0    128.135.164.125
1       192.168.1.43
Name: 0, dtype: object


### Most Popular Destination IP Addresses

We can group the rows of the dataframe using `groupby`, `sum`, and `sort_values` to determine the most popular destination IP addresses?

In [7]:
pkts_dst = pcap.loc[:,['datetime','ip_dst','length']]
pkts_dst.groupby(['ip_dst']).sum().sort_values(by='length',ascending=False)

Unnamed: 0_level_0,length
ip_dst,Unnamed: 1_level_1
192.168.1.43,105411
128.135.164.125,21009


Define a reverse lookup function.

In [10]:
from dns import resolver
from dns import reversename

# test reverse DNS lookup
addr = reversename.from_address('128.135.164.125')
print(resolver.query(addr, "PTR")[0])

hnd.cs.uchicago.edu.


In [11]:
# test reverse DNS lookup
addr = reversename.from_address('204.80.104.218')
print(resolver.query(addr, "PTR")[0])

zoomnye218mmr.ny.zoom.us.


In [12]:
def reverse_lookup(ip):
    if str(ip) == 'None':
        return 'None'
    addr = reversename.from_address(ip)
    try:
        return str(resolver.query(addr, "PTR")[0])
    except Exception as e:
        return 'N/A'

### Apply a Function to an Entire Dataframe

Use the pandas `apply` function to create a new column with the DNS names associated with each destination. 

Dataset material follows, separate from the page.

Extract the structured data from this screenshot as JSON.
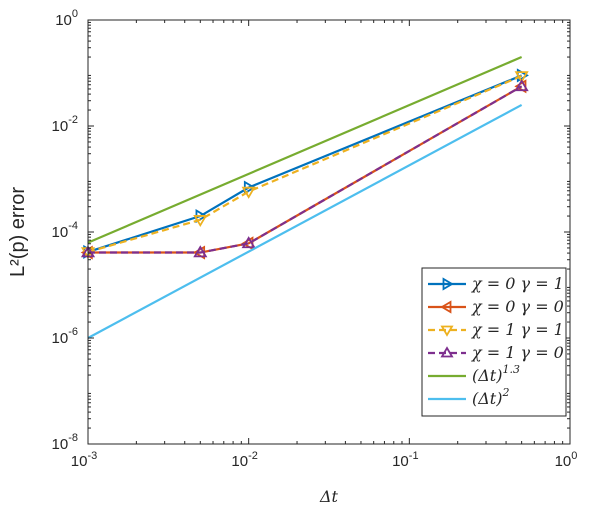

Then look at the unique destination IP addresses in the trace.

In [13]:
pcap['name_dst'] = pcap['ip_dst'].apply(reverse_lookup)

In [14]:
unique_dst_name = pd.DataFrame(pcap['name_dst'].unique())[0]
print(unique_dst_name)

0    hnd.cs.uchicago.edu.
1                     N/A
Name: 0, dtype: object


## Functions

It is often useful to encapsulate functionality in functions so that we can use those functions again.

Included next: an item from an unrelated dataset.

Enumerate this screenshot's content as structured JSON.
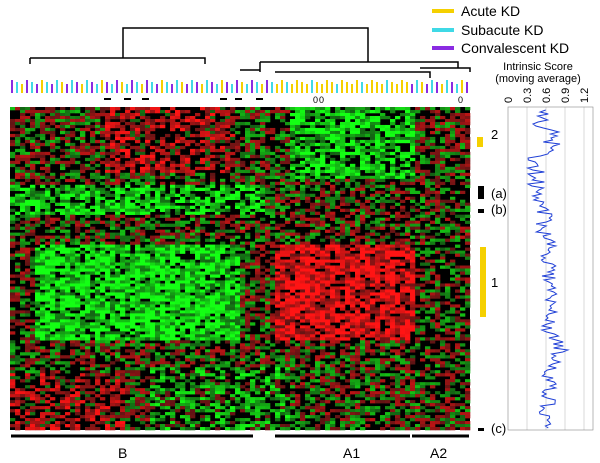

Write functions to count ("sum") the length field so that we can know how much total traffic in bytes is sent to each destination, either by IP address or by name.

In [15]:
def volume_stats_by_ip(pcap):
    return pcap.loc[:,['ip_dst','length']].groupby('ip_dst').sum().sort_values(by=['length'], ascending=False)

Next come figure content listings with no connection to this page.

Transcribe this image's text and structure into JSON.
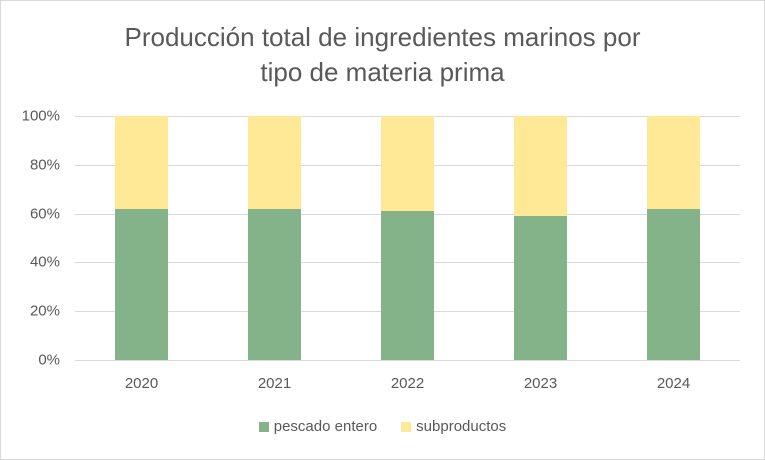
{
  "chart_data": {
    "type": "bar",
    "stacked": true,
    "percent_stacked": true,
    "title": "Producción total de ingredientes marinos por tipo de materia prima",
    "title_lines": [
      "Producción total de ingredientes marinos por",
      "tipo de materia prima"
    ],
    "xlabel": "",
    "ylabel": "",
    "categories": [
      "2020",
      "2021",
      "2022",
      "2023",
      "2024"
    ],
    "series": [
      {
        "name": "pescado entero",
        "color": "#84b38a",
        "values": [
          62,
          62,
          61,
          59,
          62
        ]
      },
      {
        "name": "subproductos",
        "color": "#ffe996",
        "values": [
          38,
          38,
          39,
          41,
          38
        ]
      }
    ],
    "ylim": [
      0,
      100
    ],
    "y_ticks": [
      "0%",
      "20%",
      "40%",
      "60%",
      "80%",
      "100%"
    ],
    "grid": true,
    "legend_position": "bottom"
  },
  "colors": {
    "text": "#595959",
    "grid": "#d9d9d9",
    "border": "#d9d9d9"
  }
}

def volume_stats_by_name(pcap):
    return pcap.loc[:,['name_dst','length']].groupby('name_dst').sum().sort_values(by=['length'], ascending=False)

In [16]:
volume_stats_by_ip(pcap)

Unnamed: 0_level_0,length
ip_dst,Unnamed: 1_level_1
192.168.1.43,105411
128.135.164.125,21009


In [17]:
volume_stats_by_name(pcap)

Unnamed: 0_level_0,length
name_dst,Unnamed: 1_level_1
,105411
hnd.cs.uchicago.edu.,21009


## Going Further

For homework, define some questions you want to ask about the network traffic trace and write some functions to analyze the trace.

Here are some example questions.  You can pick one of these or define one yourself:
* What is the maximum, median, minimum, and mean packet size?
* How many DNS queries (destination port 53) are there in this trace?
* What is the most popular DNS query in the trace?